Package 'AutoStepwiseGLM'

Title: Builds Stepwise GLMs via Train and Test Approach
Description: Randomly splits data into testing and training sets. Then, uses stepwise selection to fit numerous multiple regression models on the training data, and tests them on the test data. Returned for each model are plots comparing model Akaike Information Criterion (AIC), Pearson correlation coefficient (r) between the predicted and actual values, Mean Absolute Error (MAE), and R-Squared among the models. Each model is ranked relative to the other models by the model evaluation metrics (i.e., AIC, r, MAE, and R-Squared) and the model with the best mean ranking among the model evaluation metrics is returned. Model evaluation metric weights for AIC, r, MAE, and R-Squared are taken in as arguments as aic_wt, r_wt, mae_wt, and r_squ_wt, respectively. They are equally weighted as default but may be adjusted relative to each other if the user prefers one or more metrics to the others, Field, A. (2013, ISBN:978-1-4462-4918-5).
Authors: Aaron England <[email protected]>
Maintainer: Aaron England <[email protected]>
License: MIT + file LICENSE
Version: 0.2.0
Built: 2024-12-18 06:52:56 UTC
Source: CRAN

Help Index


Automated Backward Stepwise GLM

Description

Takes in a dataframe and the dependent variable (in quotes) as arguments, splits the data into testing and training, and uses automated backward stepwise selection to build a series of multiple regression models on the training data. Each model is then evaluated on the test data and model evaluation metrics are computed for each model. These metrics are provided as plots. Additionally, the model metrics are ranked and average rank is taken. The model with the best average ranking among the metrics is displayed (along with its formula). By default, metrics are all given the same relative importance (i.e., weights) when calculating average model metric rank, but if the user desires to give more weight to one or more metrics than the others they can specify these weights as arguments (default for weights is 1).
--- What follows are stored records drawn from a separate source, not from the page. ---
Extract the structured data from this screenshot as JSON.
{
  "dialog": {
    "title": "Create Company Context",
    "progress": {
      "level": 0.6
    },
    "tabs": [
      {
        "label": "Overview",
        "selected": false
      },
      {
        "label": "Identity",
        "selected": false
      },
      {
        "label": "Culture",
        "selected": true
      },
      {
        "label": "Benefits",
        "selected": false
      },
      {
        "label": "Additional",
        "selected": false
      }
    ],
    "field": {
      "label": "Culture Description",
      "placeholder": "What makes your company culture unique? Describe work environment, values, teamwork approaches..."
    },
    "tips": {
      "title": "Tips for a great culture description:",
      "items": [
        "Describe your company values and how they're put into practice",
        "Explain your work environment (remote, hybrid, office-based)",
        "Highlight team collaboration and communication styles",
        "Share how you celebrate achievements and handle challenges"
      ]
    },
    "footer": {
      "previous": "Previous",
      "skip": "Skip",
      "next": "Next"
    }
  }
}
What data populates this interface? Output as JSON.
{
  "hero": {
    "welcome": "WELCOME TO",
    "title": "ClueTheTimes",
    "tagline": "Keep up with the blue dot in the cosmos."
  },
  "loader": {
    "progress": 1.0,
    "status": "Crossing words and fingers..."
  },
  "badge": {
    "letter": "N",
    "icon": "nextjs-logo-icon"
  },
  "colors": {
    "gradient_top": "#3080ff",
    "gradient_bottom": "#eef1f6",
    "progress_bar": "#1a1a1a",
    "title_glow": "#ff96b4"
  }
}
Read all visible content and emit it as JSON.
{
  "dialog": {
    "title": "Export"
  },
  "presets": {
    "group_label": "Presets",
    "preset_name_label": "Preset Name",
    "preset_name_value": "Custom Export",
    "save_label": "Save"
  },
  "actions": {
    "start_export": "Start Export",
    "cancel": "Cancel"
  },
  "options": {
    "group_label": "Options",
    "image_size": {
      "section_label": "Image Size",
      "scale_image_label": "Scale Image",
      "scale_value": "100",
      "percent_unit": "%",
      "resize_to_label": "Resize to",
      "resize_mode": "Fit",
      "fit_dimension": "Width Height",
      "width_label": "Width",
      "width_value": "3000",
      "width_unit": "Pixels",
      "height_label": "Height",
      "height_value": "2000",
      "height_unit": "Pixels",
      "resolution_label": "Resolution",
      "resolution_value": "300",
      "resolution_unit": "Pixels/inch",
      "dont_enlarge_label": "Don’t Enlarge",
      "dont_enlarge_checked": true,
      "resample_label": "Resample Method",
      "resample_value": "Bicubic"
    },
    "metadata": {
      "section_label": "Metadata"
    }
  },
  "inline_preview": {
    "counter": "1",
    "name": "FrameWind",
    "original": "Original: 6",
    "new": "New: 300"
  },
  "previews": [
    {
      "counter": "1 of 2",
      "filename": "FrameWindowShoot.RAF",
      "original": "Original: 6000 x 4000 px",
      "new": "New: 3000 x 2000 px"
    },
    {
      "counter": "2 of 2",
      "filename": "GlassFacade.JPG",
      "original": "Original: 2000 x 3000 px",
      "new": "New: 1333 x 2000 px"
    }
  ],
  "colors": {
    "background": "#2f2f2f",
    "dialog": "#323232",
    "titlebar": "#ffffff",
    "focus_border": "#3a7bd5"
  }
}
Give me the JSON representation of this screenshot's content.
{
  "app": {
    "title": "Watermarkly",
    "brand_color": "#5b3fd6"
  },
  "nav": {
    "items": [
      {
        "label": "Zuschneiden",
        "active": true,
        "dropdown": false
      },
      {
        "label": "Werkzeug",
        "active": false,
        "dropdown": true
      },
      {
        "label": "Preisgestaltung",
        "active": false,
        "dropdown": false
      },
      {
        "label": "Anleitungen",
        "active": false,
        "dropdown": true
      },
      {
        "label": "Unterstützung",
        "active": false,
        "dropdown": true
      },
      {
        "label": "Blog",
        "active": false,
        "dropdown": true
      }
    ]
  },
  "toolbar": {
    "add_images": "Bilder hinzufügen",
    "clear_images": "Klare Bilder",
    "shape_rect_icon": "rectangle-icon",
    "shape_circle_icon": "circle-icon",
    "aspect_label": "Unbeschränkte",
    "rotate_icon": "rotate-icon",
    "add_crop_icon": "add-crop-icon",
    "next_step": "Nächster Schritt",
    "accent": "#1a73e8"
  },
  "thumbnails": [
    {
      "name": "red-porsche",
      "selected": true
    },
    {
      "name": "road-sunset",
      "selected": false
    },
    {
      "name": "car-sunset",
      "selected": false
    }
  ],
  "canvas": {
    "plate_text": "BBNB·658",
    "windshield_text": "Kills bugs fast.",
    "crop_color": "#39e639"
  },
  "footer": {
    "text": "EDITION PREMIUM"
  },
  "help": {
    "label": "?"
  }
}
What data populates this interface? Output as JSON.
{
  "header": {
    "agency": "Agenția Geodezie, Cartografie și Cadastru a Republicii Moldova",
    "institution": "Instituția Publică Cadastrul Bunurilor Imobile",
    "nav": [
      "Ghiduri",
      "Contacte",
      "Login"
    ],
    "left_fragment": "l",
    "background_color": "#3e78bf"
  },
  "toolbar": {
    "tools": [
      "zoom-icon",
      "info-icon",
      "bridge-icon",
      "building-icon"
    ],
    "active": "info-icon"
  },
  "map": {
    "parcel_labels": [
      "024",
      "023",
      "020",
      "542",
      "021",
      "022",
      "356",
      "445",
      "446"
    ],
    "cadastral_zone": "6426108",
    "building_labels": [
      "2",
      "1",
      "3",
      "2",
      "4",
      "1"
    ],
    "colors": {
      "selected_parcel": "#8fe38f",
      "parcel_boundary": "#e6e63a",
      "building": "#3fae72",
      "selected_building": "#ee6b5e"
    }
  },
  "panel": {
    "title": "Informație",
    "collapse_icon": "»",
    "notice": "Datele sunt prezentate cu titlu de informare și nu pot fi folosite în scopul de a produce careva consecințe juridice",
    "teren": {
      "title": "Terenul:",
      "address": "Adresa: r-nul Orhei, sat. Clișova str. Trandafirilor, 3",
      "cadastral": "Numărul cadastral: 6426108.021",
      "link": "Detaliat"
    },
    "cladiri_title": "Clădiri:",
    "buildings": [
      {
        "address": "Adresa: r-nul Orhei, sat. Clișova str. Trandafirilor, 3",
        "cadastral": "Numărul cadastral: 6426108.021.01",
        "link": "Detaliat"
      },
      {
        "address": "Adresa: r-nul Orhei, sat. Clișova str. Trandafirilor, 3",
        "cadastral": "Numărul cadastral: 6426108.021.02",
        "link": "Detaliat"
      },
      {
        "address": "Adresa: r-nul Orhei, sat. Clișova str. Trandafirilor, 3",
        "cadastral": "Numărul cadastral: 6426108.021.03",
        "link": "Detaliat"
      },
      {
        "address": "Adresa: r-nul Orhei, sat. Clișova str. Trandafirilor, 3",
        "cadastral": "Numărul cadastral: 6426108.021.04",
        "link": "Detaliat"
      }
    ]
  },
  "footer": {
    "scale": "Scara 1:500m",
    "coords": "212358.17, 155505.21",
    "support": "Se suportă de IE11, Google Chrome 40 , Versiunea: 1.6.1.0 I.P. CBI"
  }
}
As of v 0.2.0, only the family = gauissian(link = 'identity') argument is provided within the glm function.

Usage

backwd_stepwise_glm(data, dv, aic_wt = 1, r_wt = 1, mae_wt = 1,
  r_squ_wt = 1, train_prop = 0.7, random_seed = 7)

Arguments

data

A dataframe with one column as the dependent variable and the others as independent variables

dv

The column name of the (continuous) dependent variable (must be in quotes, i.e., 'Dependent_Variable')

aic_wt

Weight given to the rank value of the AIC of the model fitted on the training data (used when calculating mean model performance, default = 1)

r_wt

Weight given to the rank value of the Pearson Correlation between the predicted and actual values on the test data (used when calculating mean model performance, default = 1)

mae_wt

Weight given to the rank value of Mean Absolute Error on the test data (used when calculating mean model performance, default = 1)

r_squ_wt

Weight given to the rank value of R-Squared on the test data (used when calculating mean model performance, default = 1)

train_prop

Proportion of the data used for the training data set

random_seed

Random seed to use when splitting into training and testing data

Value

This function returns a plot for each metric by model and the best overall model with the formula used when fitting that model

Examples

dt <- mtcars
stepwise_model <- backwd_stepwise_glm(data = dt,
                                      dv = 'mpg',
                                      aic_wt = 1,
                                      r_wt = 0.8,
                                      mae_wt = 1,
                                      r_squ_wt = 0.8,
                                      train_prop = 0.6,
                                      random_seed = 5)
stepwise_model

Automated Forward Stepwise GLM

Description

Takes in a dataframe and the dependent variable (in quotes) as arguments, splits the data into testing and training, and uses automated forward stepwise selection to build a series of multiple regression models on the training data. Each model is then evaluated on the test data and model evaluation metrics are computed for each model. These metrics are provided as plots. Additionally, the model metrics are ranked and average rank is taken. The model with the lowest average ranking among the metrics is displayed (along with its formula). By default, metrics are all given the same relative importance (i.e., weights) when calculating average model metric rank, but if the user desires to give more weight to one or more metrics than the others they can specify these weights as arguments (default for weights is 1). As of v 0.2.0, only the family = gauissian(link = 'identity') argument is provided within the glm function.

Usage

fwd_stepwise_glm(data, dv, aic_wt = 1, r_wt = 1, mae_wt = 1,
  r_squ_wt = 1, train_prop = 0.7, random_seed = 7)

Arguments

data

A dataframe with one column as the dependent variable and the others as independent variables

dv

The column name of the (continuous) dependent variable (must be in quotes, i.e., 'Dependent_Variable')

aic_wt

Weight given to the rank value of the AIC of the model fitted on the training data (used when calculating mean model performance, default = 1)

r_wt

Weight given to the rank value of the Pearson Correlation between the predicted and actual values on the test data (used when calculating mean model performance, default = 1)

mae_wt

Weight given to the rank value of Mean Absolute Error on the test data (used when calculating mean model performance, default = 1)

r_squ_wt

Weight given to the rank value of R-Squared on the test data (used when calculating mean model performance, default = 1)

train_prop

Proportion of the data used for the training data set

random_seed

Random seed to use when splitting into training and testing data

Value

This function returns a plot for each metric by model and the best overall model with the formula used when fitting that model

Examples

dt <- mtcars
stepwise_model <- fwd_stepwise_glm(data = dt,
                                   dv = 'mpg',
                                   aic_wt = 1,
                                   r_wt = 0.8,
                                   mae_wt = 1,
                                   r_squ_wt = 0.8,
                                   train_prop = 0.6,
                                   random_seed = 5)
stepwise_model